We have dropped what was supposed to be the new core at our newest datacenter and rolled back to an old router in the 800 s hope datacenter. Cisco techs are helping us try to diagnose the core - we're uncertain what's happening, but we suspect there may be a faulty distributed forwarding card on our 6704 10ge blade.
The current setup should keep you online, we appologize for the outages but this is an extreme case of apparent hardware failure.
Last night our new fancy upgraded core in our newest datacenter experienced a very unexpected hardware failure.
Initially technicians thought we may be dealing with a case of damaged fiber between buildings, as the network was experiencing intermittent lag and packet loss despite no DDoS events. Some IP ranges were fine while others were almost completely inaccessible. As techs cycled through the fiber pairs it became clear that this was not the case.
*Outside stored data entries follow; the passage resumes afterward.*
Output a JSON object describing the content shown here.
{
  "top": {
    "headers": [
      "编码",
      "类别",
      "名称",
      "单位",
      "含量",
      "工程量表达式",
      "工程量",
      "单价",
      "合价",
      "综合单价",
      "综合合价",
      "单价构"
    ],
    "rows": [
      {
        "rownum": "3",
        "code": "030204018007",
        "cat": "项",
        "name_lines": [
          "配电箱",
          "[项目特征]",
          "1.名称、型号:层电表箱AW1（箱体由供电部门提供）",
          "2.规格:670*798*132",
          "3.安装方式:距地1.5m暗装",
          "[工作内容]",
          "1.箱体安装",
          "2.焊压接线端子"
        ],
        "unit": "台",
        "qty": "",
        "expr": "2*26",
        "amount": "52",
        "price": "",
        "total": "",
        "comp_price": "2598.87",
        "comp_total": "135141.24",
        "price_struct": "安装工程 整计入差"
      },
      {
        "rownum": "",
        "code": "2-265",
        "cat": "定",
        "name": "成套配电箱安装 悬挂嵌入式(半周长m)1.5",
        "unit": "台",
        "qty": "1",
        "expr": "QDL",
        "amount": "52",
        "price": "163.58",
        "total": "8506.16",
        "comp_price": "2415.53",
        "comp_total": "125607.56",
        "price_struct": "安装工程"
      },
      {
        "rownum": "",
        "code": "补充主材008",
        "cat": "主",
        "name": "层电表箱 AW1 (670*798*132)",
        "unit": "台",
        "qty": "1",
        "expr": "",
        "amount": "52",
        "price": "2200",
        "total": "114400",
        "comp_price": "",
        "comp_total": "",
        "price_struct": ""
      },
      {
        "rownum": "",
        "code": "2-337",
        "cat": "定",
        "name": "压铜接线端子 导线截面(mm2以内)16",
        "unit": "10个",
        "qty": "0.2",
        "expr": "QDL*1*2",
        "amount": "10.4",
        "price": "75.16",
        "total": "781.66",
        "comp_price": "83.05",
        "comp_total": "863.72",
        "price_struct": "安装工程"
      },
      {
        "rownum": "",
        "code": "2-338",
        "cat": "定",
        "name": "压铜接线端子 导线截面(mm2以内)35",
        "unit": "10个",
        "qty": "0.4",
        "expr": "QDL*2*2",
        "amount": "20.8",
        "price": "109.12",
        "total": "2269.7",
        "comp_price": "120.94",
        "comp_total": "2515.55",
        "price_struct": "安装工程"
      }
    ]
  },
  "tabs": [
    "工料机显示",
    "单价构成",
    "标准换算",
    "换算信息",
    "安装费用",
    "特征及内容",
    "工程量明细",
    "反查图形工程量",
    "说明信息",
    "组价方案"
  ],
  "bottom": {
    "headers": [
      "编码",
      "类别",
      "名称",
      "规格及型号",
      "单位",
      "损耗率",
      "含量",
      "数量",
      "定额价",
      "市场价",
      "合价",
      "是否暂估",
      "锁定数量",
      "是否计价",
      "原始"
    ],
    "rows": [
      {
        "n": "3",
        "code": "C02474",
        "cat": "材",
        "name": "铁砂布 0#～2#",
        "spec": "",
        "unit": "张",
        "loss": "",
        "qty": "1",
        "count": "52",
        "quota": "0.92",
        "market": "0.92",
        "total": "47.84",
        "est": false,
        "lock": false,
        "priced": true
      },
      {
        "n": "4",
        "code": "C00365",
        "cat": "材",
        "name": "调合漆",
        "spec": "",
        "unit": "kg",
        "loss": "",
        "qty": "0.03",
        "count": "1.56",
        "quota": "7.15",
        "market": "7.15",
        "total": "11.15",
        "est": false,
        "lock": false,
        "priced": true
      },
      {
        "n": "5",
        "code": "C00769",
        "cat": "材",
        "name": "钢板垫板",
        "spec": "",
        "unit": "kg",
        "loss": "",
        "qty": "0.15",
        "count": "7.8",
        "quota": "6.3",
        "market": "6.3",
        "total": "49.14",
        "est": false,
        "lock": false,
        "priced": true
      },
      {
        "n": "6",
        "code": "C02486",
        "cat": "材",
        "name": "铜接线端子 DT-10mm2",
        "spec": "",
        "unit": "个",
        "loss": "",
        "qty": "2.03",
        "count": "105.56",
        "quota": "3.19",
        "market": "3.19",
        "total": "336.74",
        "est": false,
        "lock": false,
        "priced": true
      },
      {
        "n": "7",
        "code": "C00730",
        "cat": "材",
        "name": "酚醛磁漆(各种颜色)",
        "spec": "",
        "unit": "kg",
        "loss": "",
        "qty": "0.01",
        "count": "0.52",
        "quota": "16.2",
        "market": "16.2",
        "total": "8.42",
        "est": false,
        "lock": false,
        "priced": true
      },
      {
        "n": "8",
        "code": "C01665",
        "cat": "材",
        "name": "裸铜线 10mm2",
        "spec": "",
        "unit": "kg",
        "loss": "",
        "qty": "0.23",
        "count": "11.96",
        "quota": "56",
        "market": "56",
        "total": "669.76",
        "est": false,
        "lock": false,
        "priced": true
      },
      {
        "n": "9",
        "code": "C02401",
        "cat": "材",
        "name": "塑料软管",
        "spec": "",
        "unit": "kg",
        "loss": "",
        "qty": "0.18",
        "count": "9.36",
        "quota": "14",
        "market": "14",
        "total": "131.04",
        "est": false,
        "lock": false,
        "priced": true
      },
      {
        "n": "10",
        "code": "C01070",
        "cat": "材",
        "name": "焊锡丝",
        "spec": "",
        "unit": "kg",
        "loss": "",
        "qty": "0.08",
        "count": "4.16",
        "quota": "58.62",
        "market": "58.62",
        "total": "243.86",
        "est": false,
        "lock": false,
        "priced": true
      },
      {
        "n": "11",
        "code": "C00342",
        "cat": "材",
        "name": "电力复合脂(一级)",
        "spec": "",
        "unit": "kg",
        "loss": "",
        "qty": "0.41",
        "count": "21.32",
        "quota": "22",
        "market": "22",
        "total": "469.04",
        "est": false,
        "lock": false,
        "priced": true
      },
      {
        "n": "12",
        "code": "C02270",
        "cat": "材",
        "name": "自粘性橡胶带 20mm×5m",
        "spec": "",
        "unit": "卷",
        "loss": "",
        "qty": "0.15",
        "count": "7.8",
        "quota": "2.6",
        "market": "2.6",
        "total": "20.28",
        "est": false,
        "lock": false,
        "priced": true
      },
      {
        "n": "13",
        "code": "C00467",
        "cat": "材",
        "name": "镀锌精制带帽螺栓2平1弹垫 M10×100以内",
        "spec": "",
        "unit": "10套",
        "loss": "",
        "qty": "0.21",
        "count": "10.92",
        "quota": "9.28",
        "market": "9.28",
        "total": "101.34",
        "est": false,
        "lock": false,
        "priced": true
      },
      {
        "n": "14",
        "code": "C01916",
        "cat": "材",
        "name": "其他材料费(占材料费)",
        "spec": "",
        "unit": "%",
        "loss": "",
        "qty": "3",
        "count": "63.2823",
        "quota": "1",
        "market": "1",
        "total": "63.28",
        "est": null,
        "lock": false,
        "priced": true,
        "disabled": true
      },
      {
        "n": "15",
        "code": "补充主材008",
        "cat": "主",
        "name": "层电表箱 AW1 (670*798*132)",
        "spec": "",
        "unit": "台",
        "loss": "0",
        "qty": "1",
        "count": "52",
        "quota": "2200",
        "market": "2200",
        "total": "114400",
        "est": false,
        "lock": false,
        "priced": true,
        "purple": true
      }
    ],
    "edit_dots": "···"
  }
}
Additional staff were paged to try and diagnose the problem - after trying literally everything under the sun we began the process of migrating core switching back to the 800 s hope datacenter to try and resolve the packet loss some customers were still experiencing. All traffic is now switching out of the old core as we go over the problem with Cisco Techs. At this time it appears a Distributed Forwarding module for the 10GE blade connecting the new core to the old datacenter is the culprit.
We appologize for any issues this may have caused you or your customers, but we do not expect any more network outages while techs replace the faulty device. If we encounter a similar problem in the future techs know to force the other DCs into direct routing mode rather than experiencing lag.